I value the practice of painting as a way to explore both inside and outside — of myself, my work, and my surroundings. During the time a painting is “open” and developing, it serves as a container and reflector for whatever’s happening in life, whatever I bring into the studio with me. Those internal questions get discussed and explored in the choices I make and the covering or exposing of prior moves. My paintings start without a plan, and usually progress something like building a bridge while crossing it. Formally, I’m inspired by sources in the built environment: interior and exterior space, mundane objects, bright colors, hard edges and sharp shadows, street architecture and road markings, and weathered commercial signage — things made to serve a purpose, then left to age and change and often be totally overlooked.
I’m fascinated by the way paint layers can hold time, conceal and reveal history, and serve as a form of material memory. In the physical world, time and use will wear down textures and alter colors in unintended ways, a process that I’ve adopted for my work by incorporating complete teardowns of my surfaces when needed. Taking scrapers and scrubbers to the face of a painting with several weeks’ work invested in it never gets easier, but it does leave a beautiful, charged field of unpredictable events, restoring potential energy and changing my direction. It’s all come apart... now anything is possible again.

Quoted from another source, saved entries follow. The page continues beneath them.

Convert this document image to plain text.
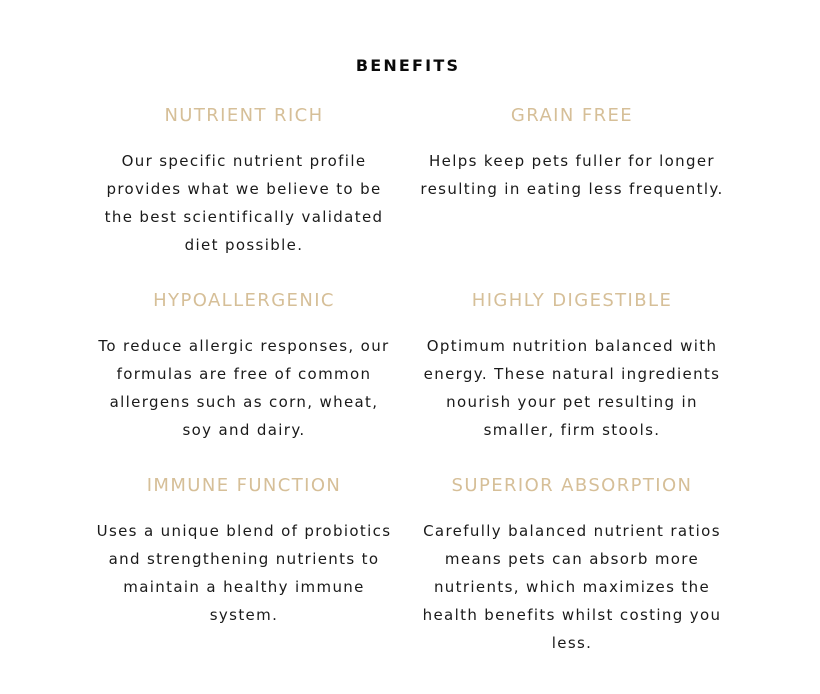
BENEFITS
NUTRIENT RICH

Our specific nutrient profile provides what we believe to be the best scientifically validated diet possible.

GRAIN FREE

Helps keep pets fuller for longer resulting in eating less frequently.

HYPOALLERGENIC

To reduce allergic responses, our formulas are free of common allergens such as corn, wheat, soy and dairy.

HIGHLY DIGESTIBLE

Optimum nutrition balanced with energy. These natural ingredients nourish your pet resulting in smaller, firm stools.

IMMUNE FUNCTION

Uses a unique blend of probiotics and strengthening nutrients to maintain a healthy immune system.

SUPERIOR ABSORPTION

Carefully balanced nutrient ratios means pets can absorb more nutrients, which maximizes the health benefits whilst costing you less.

That’s what really hooks me about painting: the uncertainty and the possibility. I’ve never liked making pictures of things that can readily be named, or leaving the whole story on the face of a painting. Not-knowing leaves room. Not immediately finding a purpose or a reason invites questions, and finding answers is a very alive and present thing to do. A very human thing. My experience of the world is shaped largely by my curiosity — call it an inverse certainty — and I want to look at what’s around and inside me without deciding in advance. I hope to leave the work open for others to explore, according to curiosities of their own.